In 2013, he joined the UCSF laboratory of Martin McMahon, PhD, focusing his research as a postdoctoral scholar on RAF-mutated melanoma and lung cancers. As a way to make friends outside of the cancer lab, he took up running at 25 and joined the November Project, an early morning San Francisco-based workout group featuring a number of UCSF peers. That’s where he discovered a natural talent for trail running, a sport he’d never tried before but soon enjoyed.
“It’s how I got to explore our city,” he added.
With that, he was off and running. O’Leary ran his first trail race in 2015, signing with The North Face just a year later.
Work with the outdoor performance outfitter has taken O’Leary all over the globe to race in various competitions and championships alongside some of the world’s best. On top of all that, he accomplished an impressive feat in 2019, racing on five continents in a calendar year from Hong Kong, Cape Town and Patagonia to his home country of Ireland.
Yet somehow O’Leary is able to excel in each endeavor.
“It's really challenging, I'm not going to lie,” he said.
His colleagues are awed by O’Leary’s commitment to both. "Even more impressive than Paddy’s ability to balance professional running and performing impactful research is that he is also a kind and supportive co-worker, always going out of his way to help others," said Rachel Abrams, PhD. Abrams, like O’Leary, is a senior research specialist at the Helen Diller Family Comprehensive Cancer Center.

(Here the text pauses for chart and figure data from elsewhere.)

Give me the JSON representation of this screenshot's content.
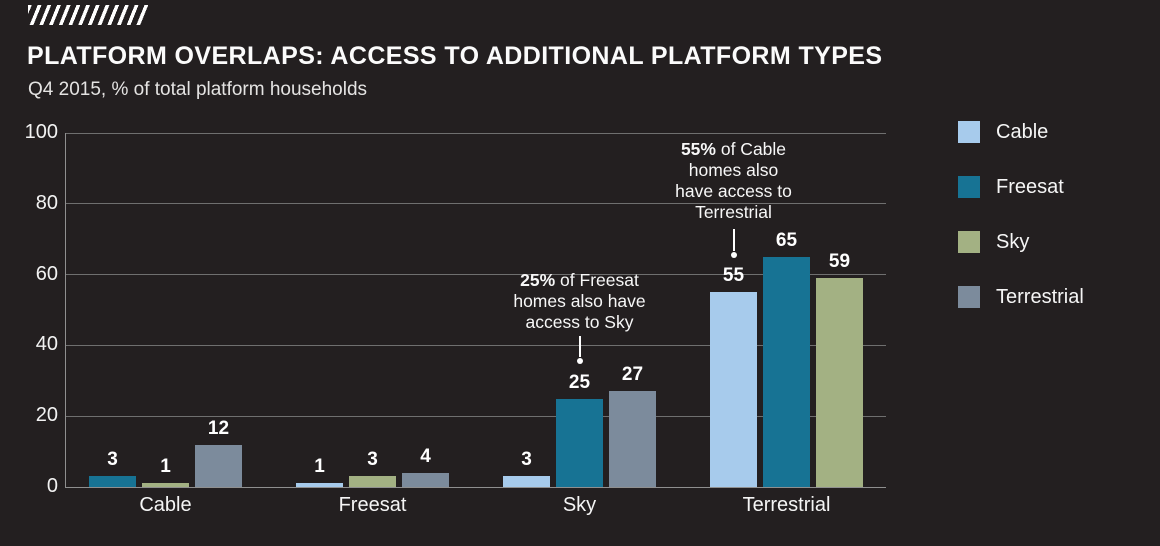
{
  "header": {
    "title": "PLATFORM OVERLAPS: ACCESS TO ADDITIONAL PLATFORM TYPES",
    "subtitle": "Q4 2015, % of total platform households"
  },
  "colors": {
    "background": "#231f20",
    "gridline": "#6f6f6f",
    "axis": "#8f8f8f",
    "text": "#ffffff"
  },
  "chart_data": {
    "type": "bar",
    "title": "PLATFORM OVERLAPS: ACCESS TO ADDITIONAL PLATFORM TYPES",
    "subtitle": "Q4 2015, % of total platform households",
    "categories": [
      "Cable",
      "Freesat",
      "Sky",
      "Terrestrial"
    ],
    "series": [
      {
        "name": "Cable",
        "color": "#a7cbec",
        "values": [
          null,
          1,
          3,
          55
        ]
      },
      {
        "name": "Freesat",
        "color": "#177394",
        "values": [
          3,
          null,
          25,
          65
        ]
      },
      {
        "name": "Sky",
        "color": "#a3b183",
        "values": [
          1,
          3,
          null,
          59
        ]
      },
      {
        "name": "Terrestrial",
        "color": "#7c8b9c",
        "values": [
          12,
          4,
          27,
          null
        ]
      }
    ],
    "ylim": [
      0,
      100
    ],
    "yticks": [
      0,
      20,
      40,
      60,
      80,
      100
    ],
    "grid": true,
    "legend_position": "right",
    "annotations": [
      {
        "target_category": "Terrestrial",
        "target_series": "Cable",
        "lines": [
          [
            {
              "t": "55%",
              "b": true
            },
            {
              "t": " of Cable"
            }
          ],
          [
            {
              "t": "homes also"
            }
          ],
          [
            {
              "t": "have access to"
            }
          ],
          [
            {
              "t": "Terrestrial"
            }
          ]
        ]
      },
      {
        "target_category": "Sky",
        "target_series": "Freesat",
        "lines": [
          [
            {
              "t": "25%",
              "b": true
            },
            {
              "t": " of Freesat"
            }
          ],
          [
            {
              "t": "homes also have"
            }
          ],
          [
            {
              "t": "access to Sky"
            }
          ]
        ]
      }
    ]
  }
}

"Paddy is a great example that it is possible to balance outside interests and responsibilities while still contributing to science," she added.

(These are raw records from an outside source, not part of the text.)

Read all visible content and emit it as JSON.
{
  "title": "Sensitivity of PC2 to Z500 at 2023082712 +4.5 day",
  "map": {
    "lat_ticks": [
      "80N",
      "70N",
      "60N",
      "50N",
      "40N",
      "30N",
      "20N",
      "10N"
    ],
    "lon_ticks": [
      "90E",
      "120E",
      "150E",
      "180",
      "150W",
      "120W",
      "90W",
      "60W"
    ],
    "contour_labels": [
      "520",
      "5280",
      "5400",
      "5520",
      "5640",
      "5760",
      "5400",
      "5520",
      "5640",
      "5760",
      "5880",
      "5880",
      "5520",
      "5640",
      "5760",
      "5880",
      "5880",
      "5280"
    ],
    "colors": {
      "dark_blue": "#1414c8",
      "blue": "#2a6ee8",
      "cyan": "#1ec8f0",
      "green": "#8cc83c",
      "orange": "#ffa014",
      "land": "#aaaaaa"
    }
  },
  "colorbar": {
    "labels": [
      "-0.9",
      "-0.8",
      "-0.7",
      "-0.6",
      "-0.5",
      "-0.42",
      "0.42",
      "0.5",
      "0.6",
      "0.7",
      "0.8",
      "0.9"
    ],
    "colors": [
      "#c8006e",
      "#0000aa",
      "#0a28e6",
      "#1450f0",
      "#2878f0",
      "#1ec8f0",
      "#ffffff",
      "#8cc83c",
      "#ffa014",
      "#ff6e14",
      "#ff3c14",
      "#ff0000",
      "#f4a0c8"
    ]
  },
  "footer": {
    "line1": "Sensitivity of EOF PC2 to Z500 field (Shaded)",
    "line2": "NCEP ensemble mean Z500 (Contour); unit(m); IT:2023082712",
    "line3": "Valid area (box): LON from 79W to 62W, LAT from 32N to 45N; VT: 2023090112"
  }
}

O’Leary finds it easy to keep going with the Bay Area as his playground.
“We’re so fortunate living here in San Francisco,” he described. “Every person has a public park within a half mile of their house. It’s something that people don’t realize. Getting to the outdoors is so important. It’s a huge health issue across Western society. I’ve made it my mission to tell the people of San Francisco what we have here.” As he puts it, the Irishman has “intellectual pursuits as well as…athletic pursuits,” a give-and-take relationship he’s come to terms with lately as a symbiotic one.
It should be elevated more. People should have something they’re passionate about outside of science. It’s so important to have balance.
“I always talked about my athletics holding back my science and my science holding back my athletics,” he said of his younger self.
These days, O’Leary uses one to fuel the other.
“I get to meet people from all over the world in the racing scene and I organize events, that interaction skill set is really important,” he said.
For now, O’Leary will continue with his work in the cancer and virology research groups at UCSF’s Mission Bay campus, producing documentary films and, of course, trail running. The 2023 Dipsea Race champion plans to enter the famous Northern California race again next year, albeit with a one-minute penalty assessed against his total time via the Dipsea handicap system.
“I’m doing this race every year as long as I can,” he said. “If I’m still doing this in my 70s, I’ll be so grateful.”